Selecting ‘All Tests’ like above

Alternatively, you can run tests from the command line using these steps:

  1. Open the “Developer Command Prompt for Visual Studio” (from Windows’ Start menu)
  2. CD to the location of the Microsoft.Recognizers.Text .NET solution
  3. Execute the VS Test console:
    > vstest.console.exe

Running with the debug option in visual studio, the debugger will break just before calling the extractor or parser. You can also set breakpoints normally, to walk through each and every step in the process to gain a stronger understanding of how everything works under the hood.

Node.js

The JavaScript (Node.js) project runs the same tests from the Specs folder using the AVA Test Runner. This is already included as part of the devDependencies within the project’s package.json file, so it should already be installed. Inside the JavaScript project includes a folder ‘test‘ which includes the necessary test scripts which match the test cases in the Specs folder to the appropriate recognizer models in the project.

Adding a new Culture

In cultures.js,  simply add the new language configuration to the exports using the following format:

'NewLanguage' : Culture.supportedCultures.find(c => c.cultureCode === Culture.NewLanguage)

Running the tests

Cd into the root folder of the JavaScript project. From here, you can simply run the command ‘npm run test‘ which will initiate the AVA test runner:

Alternatively, to add some visuals to testing, run the command ‘npm run browser-test‘. This will start up a local server which we’ve defaulted to localhost:8001.  

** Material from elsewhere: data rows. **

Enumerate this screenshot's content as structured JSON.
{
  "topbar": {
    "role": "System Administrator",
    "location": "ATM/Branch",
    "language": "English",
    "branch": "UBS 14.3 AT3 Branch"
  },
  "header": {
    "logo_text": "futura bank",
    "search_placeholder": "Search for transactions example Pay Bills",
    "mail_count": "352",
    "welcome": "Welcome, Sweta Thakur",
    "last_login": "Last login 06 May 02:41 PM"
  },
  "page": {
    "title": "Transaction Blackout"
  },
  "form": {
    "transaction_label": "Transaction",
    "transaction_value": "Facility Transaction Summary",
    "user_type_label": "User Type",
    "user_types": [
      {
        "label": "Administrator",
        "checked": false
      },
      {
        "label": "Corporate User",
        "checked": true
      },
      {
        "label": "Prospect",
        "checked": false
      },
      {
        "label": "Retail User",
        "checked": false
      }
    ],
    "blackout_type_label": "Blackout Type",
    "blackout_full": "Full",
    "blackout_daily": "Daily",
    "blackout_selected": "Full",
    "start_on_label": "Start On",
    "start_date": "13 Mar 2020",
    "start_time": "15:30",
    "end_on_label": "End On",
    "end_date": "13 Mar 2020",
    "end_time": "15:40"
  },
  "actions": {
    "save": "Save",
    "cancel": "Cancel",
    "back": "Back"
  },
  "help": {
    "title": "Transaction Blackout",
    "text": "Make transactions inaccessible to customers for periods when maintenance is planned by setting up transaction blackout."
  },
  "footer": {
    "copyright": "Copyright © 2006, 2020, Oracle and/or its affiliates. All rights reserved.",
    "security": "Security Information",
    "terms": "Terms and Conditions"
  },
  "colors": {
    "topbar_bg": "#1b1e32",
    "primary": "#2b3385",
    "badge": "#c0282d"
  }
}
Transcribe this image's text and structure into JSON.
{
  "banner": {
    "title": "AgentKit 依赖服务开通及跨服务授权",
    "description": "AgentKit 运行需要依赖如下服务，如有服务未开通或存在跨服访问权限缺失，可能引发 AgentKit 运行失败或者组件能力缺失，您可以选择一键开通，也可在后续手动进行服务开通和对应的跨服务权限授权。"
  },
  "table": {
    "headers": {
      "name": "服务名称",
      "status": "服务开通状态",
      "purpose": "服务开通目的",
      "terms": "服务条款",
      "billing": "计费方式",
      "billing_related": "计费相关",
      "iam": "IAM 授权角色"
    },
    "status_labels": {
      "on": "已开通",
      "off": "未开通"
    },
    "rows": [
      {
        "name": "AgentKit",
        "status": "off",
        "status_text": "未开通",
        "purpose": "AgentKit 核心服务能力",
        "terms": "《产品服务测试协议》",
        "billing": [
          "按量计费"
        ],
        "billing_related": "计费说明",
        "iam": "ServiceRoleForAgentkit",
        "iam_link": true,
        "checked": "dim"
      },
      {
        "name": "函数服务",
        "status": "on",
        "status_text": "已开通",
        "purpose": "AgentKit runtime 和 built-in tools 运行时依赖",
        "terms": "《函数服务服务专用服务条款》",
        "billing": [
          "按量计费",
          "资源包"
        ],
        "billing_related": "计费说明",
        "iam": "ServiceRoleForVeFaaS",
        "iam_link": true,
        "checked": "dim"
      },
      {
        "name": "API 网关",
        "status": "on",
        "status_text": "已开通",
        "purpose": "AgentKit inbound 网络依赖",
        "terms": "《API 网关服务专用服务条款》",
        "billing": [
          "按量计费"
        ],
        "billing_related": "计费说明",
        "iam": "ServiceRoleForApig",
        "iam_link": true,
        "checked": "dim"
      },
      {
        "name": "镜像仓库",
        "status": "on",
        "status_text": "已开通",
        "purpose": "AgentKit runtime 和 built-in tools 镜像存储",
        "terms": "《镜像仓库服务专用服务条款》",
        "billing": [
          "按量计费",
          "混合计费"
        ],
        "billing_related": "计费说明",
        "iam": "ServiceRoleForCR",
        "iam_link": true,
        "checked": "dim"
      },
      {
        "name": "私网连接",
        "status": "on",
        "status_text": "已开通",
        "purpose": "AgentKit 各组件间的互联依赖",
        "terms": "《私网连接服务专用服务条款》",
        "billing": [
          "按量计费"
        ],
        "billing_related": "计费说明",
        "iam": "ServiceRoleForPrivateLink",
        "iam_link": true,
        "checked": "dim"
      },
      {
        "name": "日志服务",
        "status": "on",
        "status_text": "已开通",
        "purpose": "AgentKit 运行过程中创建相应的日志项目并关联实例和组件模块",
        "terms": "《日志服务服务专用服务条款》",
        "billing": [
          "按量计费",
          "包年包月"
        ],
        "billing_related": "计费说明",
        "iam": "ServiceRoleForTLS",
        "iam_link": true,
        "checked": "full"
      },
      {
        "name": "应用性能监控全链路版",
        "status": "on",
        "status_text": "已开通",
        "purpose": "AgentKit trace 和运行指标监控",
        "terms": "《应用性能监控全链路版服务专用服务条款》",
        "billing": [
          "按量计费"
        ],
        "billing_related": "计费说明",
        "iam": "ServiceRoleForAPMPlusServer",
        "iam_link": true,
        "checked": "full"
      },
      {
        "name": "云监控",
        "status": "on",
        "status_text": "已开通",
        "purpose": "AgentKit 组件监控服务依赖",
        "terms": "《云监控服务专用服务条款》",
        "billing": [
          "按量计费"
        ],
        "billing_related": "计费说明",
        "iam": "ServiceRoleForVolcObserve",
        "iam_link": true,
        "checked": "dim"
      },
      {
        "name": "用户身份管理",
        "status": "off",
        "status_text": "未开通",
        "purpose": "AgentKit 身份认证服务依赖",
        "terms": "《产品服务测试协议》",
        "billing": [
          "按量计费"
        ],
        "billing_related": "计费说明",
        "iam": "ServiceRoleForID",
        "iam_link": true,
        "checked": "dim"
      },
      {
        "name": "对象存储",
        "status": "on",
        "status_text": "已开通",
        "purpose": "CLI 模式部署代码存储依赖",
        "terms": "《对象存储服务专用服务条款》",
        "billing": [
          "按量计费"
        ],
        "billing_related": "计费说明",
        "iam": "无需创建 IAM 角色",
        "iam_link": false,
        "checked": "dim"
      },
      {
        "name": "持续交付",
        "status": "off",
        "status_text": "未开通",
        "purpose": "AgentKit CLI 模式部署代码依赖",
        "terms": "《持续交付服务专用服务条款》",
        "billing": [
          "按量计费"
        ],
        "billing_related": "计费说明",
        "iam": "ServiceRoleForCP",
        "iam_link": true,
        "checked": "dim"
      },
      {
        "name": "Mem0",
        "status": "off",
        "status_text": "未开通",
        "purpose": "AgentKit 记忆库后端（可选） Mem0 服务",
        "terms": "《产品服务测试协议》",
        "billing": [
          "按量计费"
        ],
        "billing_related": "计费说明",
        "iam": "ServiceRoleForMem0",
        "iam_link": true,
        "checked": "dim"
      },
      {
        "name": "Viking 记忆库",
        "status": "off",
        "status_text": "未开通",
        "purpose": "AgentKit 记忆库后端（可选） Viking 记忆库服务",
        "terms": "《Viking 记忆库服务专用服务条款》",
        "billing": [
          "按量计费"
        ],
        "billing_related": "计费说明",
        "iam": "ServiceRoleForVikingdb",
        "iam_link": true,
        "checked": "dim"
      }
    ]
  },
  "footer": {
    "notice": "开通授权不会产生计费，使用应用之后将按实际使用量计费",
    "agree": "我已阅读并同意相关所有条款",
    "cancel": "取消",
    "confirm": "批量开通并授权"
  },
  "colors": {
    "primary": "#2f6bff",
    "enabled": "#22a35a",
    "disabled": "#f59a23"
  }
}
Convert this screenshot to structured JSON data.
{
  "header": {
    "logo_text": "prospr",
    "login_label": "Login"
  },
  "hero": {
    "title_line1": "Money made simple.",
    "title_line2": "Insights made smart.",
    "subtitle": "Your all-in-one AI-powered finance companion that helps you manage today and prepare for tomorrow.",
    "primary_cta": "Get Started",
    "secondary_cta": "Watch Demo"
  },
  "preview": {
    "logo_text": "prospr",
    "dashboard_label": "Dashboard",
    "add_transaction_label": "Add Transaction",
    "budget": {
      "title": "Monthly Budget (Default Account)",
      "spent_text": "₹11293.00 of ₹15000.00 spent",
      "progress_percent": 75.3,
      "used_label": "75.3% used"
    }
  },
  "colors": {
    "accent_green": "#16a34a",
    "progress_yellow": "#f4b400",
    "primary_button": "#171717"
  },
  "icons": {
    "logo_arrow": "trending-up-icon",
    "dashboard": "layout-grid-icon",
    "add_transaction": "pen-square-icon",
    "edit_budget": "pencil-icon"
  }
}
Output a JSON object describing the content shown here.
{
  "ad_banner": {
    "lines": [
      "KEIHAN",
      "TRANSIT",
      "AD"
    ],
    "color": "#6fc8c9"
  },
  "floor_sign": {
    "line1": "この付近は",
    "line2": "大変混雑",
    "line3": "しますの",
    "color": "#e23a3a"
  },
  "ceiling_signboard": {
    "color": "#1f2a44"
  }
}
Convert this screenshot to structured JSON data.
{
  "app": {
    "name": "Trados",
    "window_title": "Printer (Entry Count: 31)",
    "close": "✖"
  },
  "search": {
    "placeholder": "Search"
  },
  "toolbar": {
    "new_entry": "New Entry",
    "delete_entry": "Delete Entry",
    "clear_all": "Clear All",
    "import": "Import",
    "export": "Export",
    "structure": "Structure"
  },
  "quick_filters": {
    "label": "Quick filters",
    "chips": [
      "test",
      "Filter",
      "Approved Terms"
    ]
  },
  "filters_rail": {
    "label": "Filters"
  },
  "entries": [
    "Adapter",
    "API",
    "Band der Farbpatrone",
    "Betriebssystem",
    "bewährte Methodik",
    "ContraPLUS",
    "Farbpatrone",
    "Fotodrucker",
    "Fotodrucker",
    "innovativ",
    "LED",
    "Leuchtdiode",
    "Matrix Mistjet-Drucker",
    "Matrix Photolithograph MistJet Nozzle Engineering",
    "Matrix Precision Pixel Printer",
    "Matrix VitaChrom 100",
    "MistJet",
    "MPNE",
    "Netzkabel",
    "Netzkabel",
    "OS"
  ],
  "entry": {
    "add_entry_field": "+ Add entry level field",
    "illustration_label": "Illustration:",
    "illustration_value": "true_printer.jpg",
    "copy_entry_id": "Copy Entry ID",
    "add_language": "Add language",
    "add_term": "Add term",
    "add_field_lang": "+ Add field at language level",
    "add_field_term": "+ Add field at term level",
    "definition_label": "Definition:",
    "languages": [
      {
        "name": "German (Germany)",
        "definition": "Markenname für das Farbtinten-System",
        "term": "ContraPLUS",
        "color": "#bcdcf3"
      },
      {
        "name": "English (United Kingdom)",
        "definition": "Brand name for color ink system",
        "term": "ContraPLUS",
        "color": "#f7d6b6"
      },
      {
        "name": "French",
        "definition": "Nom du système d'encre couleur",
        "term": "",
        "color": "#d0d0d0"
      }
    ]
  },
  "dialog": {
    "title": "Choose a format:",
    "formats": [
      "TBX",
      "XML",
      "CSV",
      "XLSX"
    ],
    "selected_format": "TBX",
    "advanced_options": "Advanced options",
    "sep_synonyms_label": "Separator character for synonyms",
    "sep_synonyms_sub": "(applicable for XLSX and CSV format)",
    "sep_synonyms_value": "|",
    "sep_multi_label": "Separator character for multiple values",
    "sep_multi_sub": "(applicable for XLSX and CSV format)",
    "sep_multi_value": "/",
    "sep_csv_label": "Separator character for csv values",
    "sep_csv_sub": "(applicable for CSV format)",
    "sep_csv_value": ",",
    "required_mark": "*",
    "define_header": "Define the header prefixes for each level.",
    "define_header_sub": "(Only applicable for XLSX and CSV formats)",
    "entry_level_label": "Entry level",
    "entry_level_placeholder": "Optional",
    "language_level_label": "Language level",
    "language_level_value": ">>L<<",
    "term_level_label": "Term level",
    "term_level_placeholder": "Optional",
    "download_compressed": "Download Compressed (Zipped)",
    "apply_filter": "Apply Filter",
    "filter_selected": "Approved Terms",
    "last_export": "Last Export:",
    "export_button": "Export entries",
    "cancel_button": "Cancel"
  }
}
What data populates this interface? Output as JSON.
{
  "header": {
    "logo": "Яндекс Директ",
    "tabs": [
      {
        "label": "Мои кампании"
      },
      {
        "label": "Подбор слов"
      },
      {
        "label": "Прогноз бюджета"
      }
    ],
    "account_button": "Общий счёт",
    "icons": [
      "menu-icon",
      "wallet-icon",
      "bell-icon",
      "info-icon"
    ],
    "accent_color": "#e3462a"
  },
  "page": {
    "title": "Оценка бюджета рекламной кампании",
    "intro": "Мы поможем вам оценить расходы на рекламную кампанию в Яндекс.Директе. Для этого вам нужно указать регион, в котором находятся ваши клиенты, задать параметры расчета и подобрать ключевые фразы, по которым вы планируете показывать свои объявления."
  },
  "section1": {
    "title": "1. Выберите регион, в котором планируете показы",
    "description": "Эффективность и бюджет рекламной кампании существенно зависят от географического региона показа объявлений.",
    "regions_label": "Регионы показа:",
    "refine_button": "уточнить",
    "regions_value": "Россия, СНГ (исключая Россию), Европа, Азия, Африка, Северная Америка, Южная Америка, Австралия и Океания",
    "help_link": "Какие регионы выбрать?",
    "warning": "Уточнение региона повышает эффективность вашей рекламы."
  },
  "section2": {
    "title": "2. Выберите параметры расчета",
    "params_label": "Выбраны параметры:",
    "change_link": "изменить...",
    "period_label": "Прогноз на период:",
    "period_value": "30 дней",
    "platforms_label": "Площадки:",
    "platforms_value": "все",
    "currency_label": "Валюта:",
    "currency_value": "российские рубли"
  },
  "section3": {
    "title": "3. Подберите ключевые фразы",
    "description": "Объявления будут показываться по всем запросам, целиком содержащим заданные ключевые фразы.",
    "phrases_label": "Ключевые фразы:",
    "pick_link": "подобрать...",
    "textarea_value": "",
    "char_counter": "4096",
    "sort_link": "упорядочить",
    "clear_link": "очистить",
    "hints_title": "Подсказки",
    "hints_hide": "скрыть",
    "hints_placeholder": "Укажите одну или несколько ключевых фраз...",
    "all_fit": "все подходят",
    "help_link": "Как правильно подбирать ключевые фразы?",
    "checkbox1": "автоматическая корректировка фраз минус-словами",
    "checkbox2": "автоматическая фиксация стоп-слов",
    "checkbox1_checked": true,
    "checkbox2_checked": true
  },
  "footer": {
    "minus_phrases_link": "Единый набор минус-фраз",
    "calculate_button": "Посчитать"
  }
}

Simply apply the link to your browser and you should be able to visually see which tests pass/fail!

These tests can also be debugged using Visual Studio Code. Simply hit F5 (start debugging) and Visual Studio will run in debug mode using the AVA test runner. Similarly to .NET, just place breakpoints where desired and you can easily walk through the code under the hood.

Tip

As you debug a new language model, you may find that the regex definitions may need to be edited, or more may need to be added. This can be mitigated somewhat with careful planning, but every human language will have it’s own unique characteristics which will drive how you choose to abstract the language definitions. Whenever a definition needs to be changed, simply regenerate the custom language definitions as shown in part 1, and proceed with debugging.

Summary

This concludes our three part series on contributing to the Recognizers-Text project, and you should have everything you need to create your own language model. In part 1, we showed you how to generate your own language-specific definition files. Then in part 2, we described how to consume those definitions while also describing the basics of entity extraction and parsing. In this final post, we demonstrated how testing is done to validate a language model. All test cases are defined in JSON format in the Specs folder of the repo, and can easily be used for any platform the project supports.

Hopefully this has given you some insight into the world of natural language processing, and provided enough of a road map to create your own contributions!

Happy Making!

Matthew Shim from the Bot Framework Team.